KHC GoodMoat Verdict

Full signal breakdown coming soon. Use the X-Ray tool for a detailed analysis.

KHC Profitability

Profitability trend analysis coming soon

KHC Growth

Growth trend analysis coming soon

KHC Financial Health

Financial health indicators coming soon

KHC Quality & Fundamental Analysis

Kraft Heinz Company (KHC) is a Consumer Defensive company in the Packaged Foods industry, listed on NASDAQ. This quality analysis page evaluates Kraft Heinz Company's financial health using the Piotroski F-Score methodology, profitability ratios, growth trajectory, and balance sheet strength.

Kraft Heinz Company has a Piotroski F-Score of N/A out of 9, measuring profitability, leverage, and operating efficiency.
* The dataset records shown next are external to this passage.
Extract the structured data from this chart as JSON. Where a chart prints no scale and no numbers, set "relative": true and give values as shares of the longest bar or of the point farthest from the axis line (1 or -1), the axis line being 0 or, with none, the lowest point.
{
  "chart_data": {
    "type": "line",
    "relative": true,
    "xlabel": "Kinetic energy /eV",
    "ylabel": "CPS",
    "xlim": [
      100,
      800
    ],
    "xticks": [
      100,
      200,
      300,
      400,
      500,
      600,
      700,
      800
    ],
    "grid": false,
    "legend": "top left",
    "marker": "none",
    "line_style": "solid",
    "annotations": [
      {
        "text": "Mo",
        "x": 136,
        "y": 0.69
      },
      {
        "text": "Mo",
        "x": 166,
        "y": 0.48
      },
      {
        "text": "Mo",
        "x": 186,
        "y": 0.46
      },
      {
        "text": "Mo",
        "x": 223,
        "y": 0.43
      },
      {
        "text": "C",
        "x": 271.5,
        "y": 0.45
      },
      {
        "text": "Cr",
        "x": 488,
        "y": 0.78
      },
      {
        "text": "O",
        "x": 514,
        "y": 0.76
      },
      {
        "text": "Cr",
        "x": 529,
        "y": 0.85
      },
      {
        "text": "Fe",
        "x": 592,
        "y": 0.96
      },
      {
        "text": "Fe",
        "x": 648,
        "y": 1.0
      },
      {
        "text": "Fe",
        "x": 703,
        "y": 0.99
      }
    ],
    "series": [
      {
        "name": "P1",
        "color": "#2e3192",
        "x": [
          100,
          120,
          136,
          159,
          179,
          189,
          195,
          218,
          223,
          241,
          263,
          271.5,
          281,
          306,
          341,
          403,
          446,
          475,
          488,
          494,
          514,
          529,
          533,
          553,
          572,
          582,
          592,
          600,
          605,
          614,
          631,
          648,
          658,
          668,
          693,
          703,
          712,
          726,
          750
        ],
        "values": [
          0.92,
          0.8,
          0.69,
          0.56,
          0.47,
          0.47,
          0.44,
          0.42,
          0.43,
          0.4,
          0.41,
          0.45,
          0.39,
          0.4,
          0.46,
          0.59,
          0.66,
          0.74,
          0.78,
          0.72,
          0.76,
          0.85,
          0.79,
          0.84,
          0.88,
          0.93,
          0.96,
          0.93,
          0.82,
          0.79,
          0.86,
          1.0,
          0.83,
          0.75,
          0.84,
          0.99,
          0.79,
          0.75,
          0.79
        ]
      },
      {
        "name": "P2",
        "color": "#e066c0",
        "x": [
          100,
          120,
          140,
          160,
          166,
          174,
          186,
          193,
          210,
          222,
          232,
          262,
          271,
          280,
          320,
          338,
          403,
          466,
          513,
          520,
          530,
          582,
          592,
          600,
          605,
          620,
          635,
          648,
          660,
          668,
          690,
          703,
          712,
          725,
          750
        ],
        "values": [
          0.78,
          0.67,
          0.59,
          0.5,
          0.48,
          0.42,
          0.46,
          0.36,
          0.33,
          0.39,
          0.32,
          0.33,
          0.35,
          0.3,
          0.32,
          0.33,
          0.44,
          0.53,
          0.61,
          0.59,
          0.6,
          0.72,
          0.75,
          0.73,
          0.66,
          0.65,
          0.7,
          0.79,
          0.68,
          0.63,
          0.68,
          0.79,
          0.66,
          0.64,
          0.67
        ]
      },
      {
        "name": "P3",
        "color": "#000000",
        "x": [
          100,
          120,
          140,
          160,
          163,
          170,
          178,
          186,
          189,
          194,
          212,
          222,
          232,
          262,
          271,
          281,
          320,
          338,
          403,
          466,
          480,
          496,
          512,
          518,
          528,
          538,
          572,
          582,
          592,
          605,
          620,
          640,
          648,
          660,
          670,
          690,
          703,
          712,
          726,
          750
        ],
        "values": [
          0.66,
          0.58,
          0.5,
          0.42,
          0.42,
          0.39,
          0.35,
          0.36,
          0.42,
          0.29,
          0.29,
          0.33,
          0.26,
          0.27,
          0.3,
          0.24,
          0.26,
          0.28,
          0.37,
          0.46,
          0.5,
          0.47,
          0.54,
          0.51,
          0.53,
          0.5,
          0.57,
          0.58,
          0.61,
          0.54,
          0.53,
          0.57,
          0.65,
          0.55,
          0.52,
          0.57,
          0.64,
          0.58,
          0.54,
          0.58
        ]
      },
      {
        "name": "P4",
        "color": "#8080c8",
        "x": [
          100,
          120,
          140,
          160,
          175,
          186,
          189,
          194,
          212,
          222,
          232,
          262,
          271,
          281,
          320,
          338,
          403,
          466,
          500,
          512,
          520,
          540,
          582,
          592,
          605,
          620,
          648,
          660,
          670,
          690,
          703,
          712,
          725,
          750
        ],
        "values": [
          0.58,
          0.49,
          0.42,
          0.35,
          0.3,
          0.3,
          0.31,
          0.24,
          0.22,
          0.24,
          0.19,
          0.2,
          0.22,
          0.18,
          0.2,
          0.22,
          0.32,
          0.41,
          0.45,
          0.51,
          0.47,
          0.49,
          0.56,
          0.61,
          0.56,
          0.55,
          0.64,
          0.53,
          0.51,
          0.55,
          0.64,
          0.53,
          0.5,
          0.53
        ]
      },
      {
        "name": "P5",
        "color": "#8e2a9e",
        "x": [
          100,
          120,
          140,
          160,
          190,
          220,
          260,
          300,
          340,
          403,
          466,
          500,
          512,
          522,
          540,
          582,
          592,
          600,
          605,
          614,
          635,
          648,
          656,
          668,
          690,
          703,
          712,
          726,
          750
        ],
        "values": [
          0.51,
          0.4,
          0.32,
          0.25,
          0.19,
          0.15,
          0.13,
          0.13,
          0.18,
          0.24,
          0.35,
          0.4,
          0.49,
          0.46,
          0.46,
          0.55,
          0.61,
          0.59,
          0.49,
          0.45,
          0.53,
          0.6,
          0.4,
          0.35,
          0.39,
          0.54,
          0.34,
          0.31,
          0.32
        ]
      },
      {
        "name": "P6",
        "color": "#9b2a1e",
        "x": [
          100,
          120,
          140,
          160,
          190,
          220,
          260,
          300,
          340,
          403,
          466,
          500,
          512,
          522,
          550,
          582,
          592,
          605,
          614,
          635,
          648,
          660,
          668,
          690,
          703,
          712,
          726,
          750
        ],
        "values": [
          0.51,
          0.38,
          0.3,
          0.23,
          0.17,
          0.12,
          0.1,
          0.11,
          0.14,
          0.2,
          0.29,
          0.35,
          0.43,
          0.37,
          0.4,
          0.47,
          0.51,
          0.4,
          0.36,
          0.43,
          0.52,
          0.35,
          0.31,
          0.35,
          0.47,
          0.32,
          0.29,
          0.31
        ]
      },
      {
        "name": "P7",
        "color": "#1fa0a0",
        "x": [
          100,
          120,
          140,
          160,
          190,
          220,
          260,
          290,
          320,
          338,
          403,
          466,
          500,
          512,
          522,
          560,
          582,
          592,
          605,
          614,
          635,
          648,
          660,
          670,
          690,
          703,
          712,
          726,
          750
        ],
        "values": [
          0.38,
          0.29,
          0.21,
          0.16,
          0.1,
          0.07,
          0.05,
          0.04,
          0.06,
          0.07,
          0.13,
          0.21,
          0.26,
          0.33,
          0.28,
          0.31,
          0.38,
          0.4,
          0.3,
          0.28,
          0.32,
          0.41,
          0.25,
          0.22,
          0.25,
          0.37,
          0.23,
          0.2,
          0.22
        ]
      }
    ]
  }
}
The company operates with a profit margin of -23.44% and a return on equity (ROE) of -14.03%. Return on assets (ROA) stands at -7.15%.

The debt-to-equity ratio is 0.51, with a current ratio of 1.15. Operating margin is -18.72%.

GoodMoat's quality analysis uses AI-powered insights to evaluate whether Kraft Heinz Company is a fundamentally sound investment. The GoodMoat Verdict synthesizes profitability, growth, and financial health scores into a clear investment quality rating. Use these metrics alongside valuation tools like the DCF calculator and fair value models to make informed investment decisions.